Oil had a wild session. It was not sure whether it wanted to focus on the surprise 2.237-million-barrel increase in crude oil supply or the very bullish 3.312 million barrels drop in gasoline supply and the 3.359 million barrels drop in those all-important distillates. Oil also saw some support when the Bureau of Safety and Environmental Enforcement (BSEE) reported that the Coast Guard and the Bureau of Safety and Environmental Enforcement responded to an oil platform fire in the Gulf of Mexico, Wednesday at the Shell l Enchilada platform approximately 112 nautical miles south of Vermilion Bay, Louisiana.
The crude build was a surprise after U.S. oil exports fell from a record of over 2 million barrels a day to only 900,000 a day. U.S. oil production should rise over the next few weeks and production hit a 5-yr high of 9.62 million barrels a day. While that is impressive it is still well below where the EIA said we would be. That is a misread that has longer-term ramifications for many shale producers. Many shale producers will hedge but many are so far underwater it might not make much of a difference to their bottom line. This could set the stage for a rash of mergers and acquisitions in the shale space, but they better hurt as they are already well below the demand growth curve.

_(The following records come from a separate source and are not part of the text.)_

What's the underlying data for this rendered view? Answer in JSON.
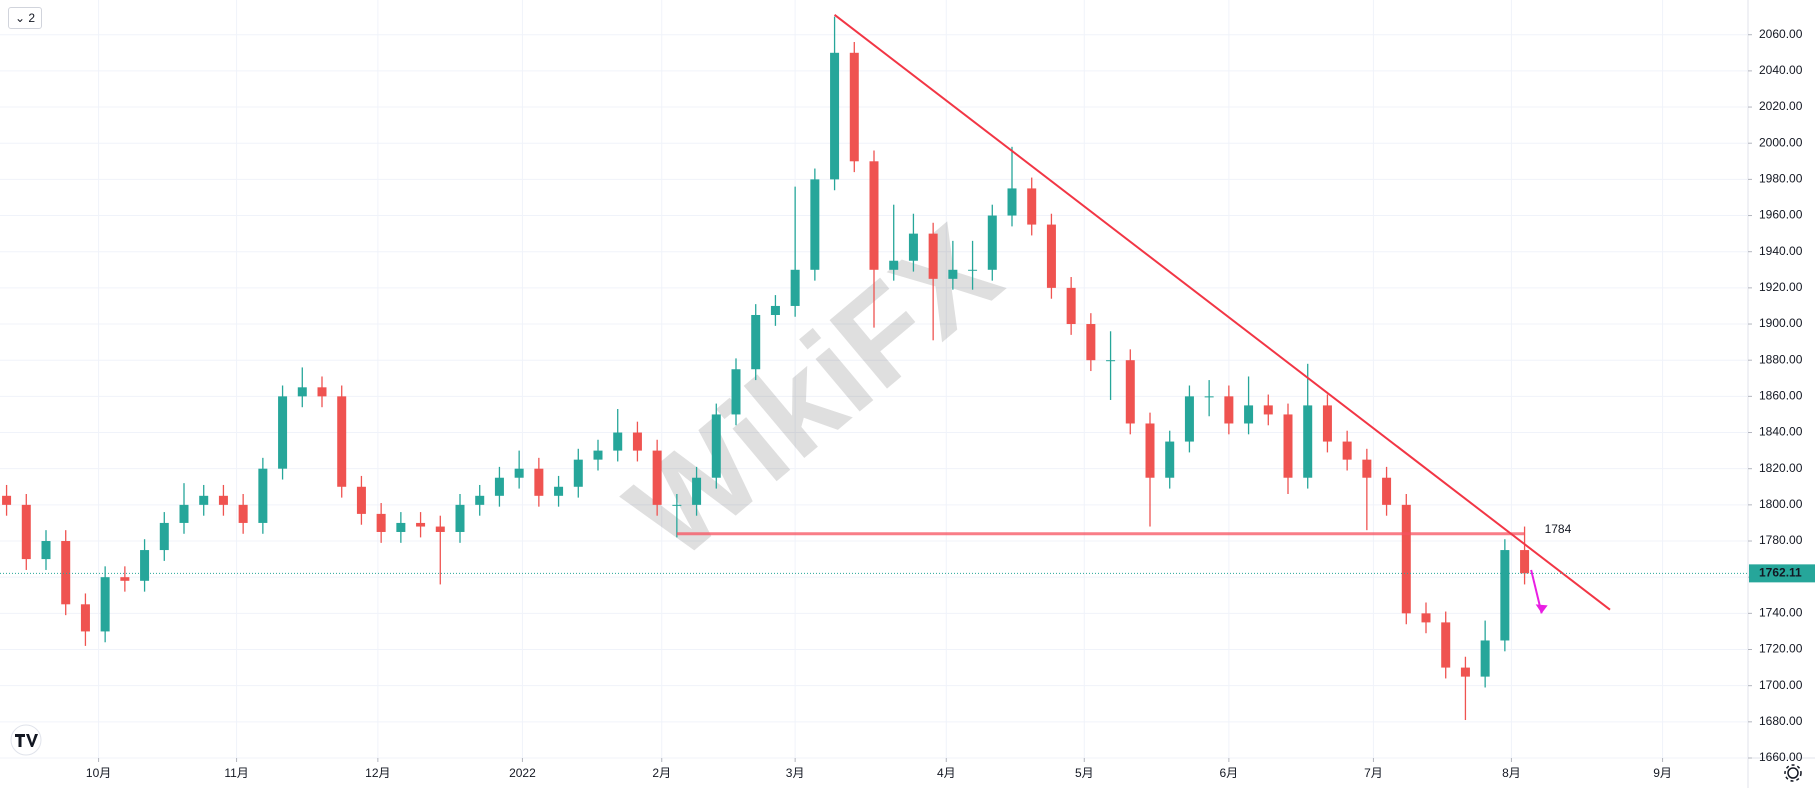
{
  "ui": {
    "badge": "2",
    "watermark": "WikiFX"
  },
  "chart_data": {
    "type": "candlestick",
    "up_color": "#26a69a",
    "down_color": "#ef5350",
    "grid": true,
    "xlim": [
      0,
      266
    ],
    "ylim": [
      1660,
      2079.2
    ],
    "xticks": [
      {
        "value": 15,
        "label": "10月"
      },
      {
        "value": 36,
        "label": "11月"
      },
      {
        "value": 57.5,
        "label": "12月"
      },
      {
        "value": 79.5,
        "label": "2022"
      },
      {
        "value": 100.7,
        "label": "2月"
      },
      {
        "value": 121,
        "label": "3月"
      },
      {
        "value": 144,
        "label": "4月"
      },
      {
        "value": 165,
        "label": "5月"
      },
      {
        "value": 187,
        "label": "6月"
      },
      {
        "value": 209,
        "label": "7月"
      },
      {
        "value": 230,
        "label": "8月"
      },
      {
        "value": 253,
        "label": "9月"
      }
    ],
    "yticks": [
      {
        "value": 1660,
        "label": "1660.00"
      },
      {
        "value": 1680,
        "label": "1680.00"
      },
      {
        "value": 1700,
        "label": "1700.00"
      },
      {
        "value": 1720,
        "label": "1720.00"
      },
      {
        "value": 1740,
        "label": "1740.00"
      },
      {
        "value": 1760,
        "label": "1760.00"
      },
      {
        "value": 1780,
        "label": "1780.00"
      },
      {
        "value": 1800,
        "label": "1800.00"
      },
      {
        "value": 1820,
        "label": "1820.00"
      },
      {
        "value": 1840,
        "label": "1840.00"
      },
      {
        "value": 1860,
        "label": "1860.00"
      },
      {
        "value": 1880,
        "label": "1880.00"
      },
      {
        "value": 1900,
        "label": "1900.00"
      },
      {
        "value": 1920,
        "label": "1920.00"
      },
      {
        "value": 1940,
        "label": "1940.00"
      },
      {
        "value": 1960,
        "label": "1960.00"
      },
      {
        "value": 1980,
        "label": "1980.00"
      },
      {
        "value": 2000,
        "label": "2000.00"
      },
      {
        "value": 2020,
        "label": "2020.00"
      },
      {
        "value": 2040,
        "label": "2040.00"
      },
      {
        "value": 2060,
        "label": "2060.00"
      }
    ],
    "candles": {
      "x": [
        1,
        4,
        7,
        10,
        13,
        16,
        19,
        22,
        25,
        28,
        31,
        34,
        37,
        40,
        43,
        46,
        49,
        52,
        55,
        58,
        61,
        64,
        67,
        70,
        73,
        76,
        79,
        82,
        85,
        88,
        91,
        94,
        97,
        100,
        103,
        106,
        109,
        112,
        115,
        118,
        121,
        124,
        127,
        130,
        133,
        136,
        139,
        142,
        145,
        148,
        151,
        154,
        157,
        160,
        163,
        166,
        169,
        172,
        175,
        178,
        181,
        184,
        187,
        190,
        193,
        196,
        199,
        202,
        205,
        208,
        211,
        214,
        217,
        220,
        223,
        226,
        229,
        232
      ],
      "open": [
        1805,
        1800,
        1770,
        1780,
        1745,
        1730,
        1760,
        1758,
        1775,
        1790,
        1800,
        1805,
        1800,
        1790,
        1820,
        1860,
        1865,
        1860,
        1810,
        1795,
        1785,
        1790,
        1788,
        1785,
        1800,
        1805,
        1815,
        1820,
        1805,
        1810,
        1825,
        1830,
        1840,
        1830,
        1800,
        1800,
        1815,
        1850,
        1875,
        1905,
        1910,
        1930,
        1980,
        2050,
        1990,
        1930,
        1935,
        1950,
        1925,
        1930,
        1930,
        1960,
        1975,
        1955,
        1920,
        1900,
        1880,
        1880,
        1845,
        1815,
        1835,
        1860,
        1860,
        1845,
        1855,
        1850,
        1815,
        1855,
        1835,
        1825,
        1815,
        1800,
        1740,
        1735,
        1710,
        1705,
        1725,
        1775
      ],
      "high": [
        1811,
        1806,
        1786,
        1786,
        1751,
        1766,
        1766,
        1781,
        1796,
        1812,
        1811,
        1811,
        1806,
        1826,
        1866,
        1876,
        1871,
        1866,
        1816,
        1801,
        1796,
        1796,
        1794,
        1806,
        1811,
        1821,
        1830,
        1826,
        1816,
        1831,
        1836,
        1853,
        1846,
        1836,
        1806,
        1821,
        1856,
        1881,
        1911,
        1916,
        1976,
        1986,
        2070,
        2056,
        1996,
        1966,
        1961,
        1956,
        1946,
        1946,
        1966,
        1998,
        1981,
        1961,
        1926,
        1906,
        1896,
        1886,
        1851,
        1841,
        1866,
        1869,
        1866,
        1871,
        1861,
        1856,
        1878,
        1861,
        1841,
        1831,
        1821,
        1806,
        1746,
        1741,
        1716,
        1736,
        1781,
        1788
      ],
      "low": [
        1794,
        1764,
        1764,
        1739,
        1722,
        1724,
        1752,
        1752,
        1769,
        1784,
        1794,
        1794,
        1784,
        1784,
        1814,
        1854,
        1854,
        1804,
        1789,
        1779,
        1779,
        1782,
        1756,
        1779,
        1794,
        1799,
        1809,
        1799,
        1799,
        1804,
        1819,
        1824,
        1824,
        1794,
        1782,
        1794,
        1809,
        1844,
        1869,
        1899,
        1904,
        1924,
        1974,
        1984,
        1898,
        1924,
        1929,
        1891,
        1919,
        1919,
        1924,
        1954,
        1949,
        1914,
        1894,
        1874,
        1858,
        1839,
        1788,
        1809,
        1829,
        1849,
        1839,
        1839,
        1844,
        1806,
        1809,
        1829,
        1819,
        1786,
        1794,
        1734,
        1729,
        1704,
        1681,
        1699,
        1719,
        1756
      ],
      "close": [
        1800,
        1770,
        1780,
        1745,
        1730,
        1760,
        1758,
        1775,
        1790,
        1800,
        1805,
        1800,
        1790,
        1820,
        1860,
        1865,
        1860,
        1810,
        1795,
        1785,
        1790,
        1788,
        1785,
        1800,
        1805,
        1815,
        1820,
        1805,
        1810,
        1825,
        1830,
        1840,
        1830,
        1800,
        1800,
        1815,
        1850,
        1875,
        1905,
        1910,
        1930,
        1980,
        2050,
        1990,
        1930,
        1935,
        1950,
        1925,
        1930,
        1930,
        1960,
        1975,
        1955,
        1920,
        1900,
        1880,
        1880,
        1845,
        1815,
        1835,
        1860,
        1860,
        1845,
        1855,
        1850,
        1815,
        1855,
        1835,
        1825,
        1815,
        1800,
        1740,
        1735,
        1710,
        1705,
        1725,
        1775,
        1762.11
      ]
    },
    "last_price": 1762.11,
    "last_price_color": "#26a69a",
    "trendline": {
      "x": [
        127,
        245
      ],
      "y": [
        2071,
        1742
      ],
      "color": "#f23645"
    },
    "level": {
      "value": 1784,
      "x": [
        103,
        232
      ],
      "color": "#f7525f"
    },
    "arrow": {
      "x": [
        233,
        234.6
      ],
      "y": [
        1764,
        1740
      ],
      "color": "#e91ee3"
    }
  }
}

U.S. demand is surging, rising 2 million barrels a day to a whopping 21.3 million barrels per day. That was even as U.S. export demand fell by 560,000 barrels a day. U.S. refinery runs are smoking, rising by 1.55 last week.
Gasoline prices at the pump will still rise as ready to use ‘gasoline’ stocks fell 5.3MB this week pushing inventories below the five- year average. Distillate supply fell as farmer harvest demand kept things moving along but the refiners are going to have to continue to run crude to keep up with demand and replenish the supply. Demand increased 952,000 barrels a day a number that will go higher after winter shows up. And it is here! The first arctic blast.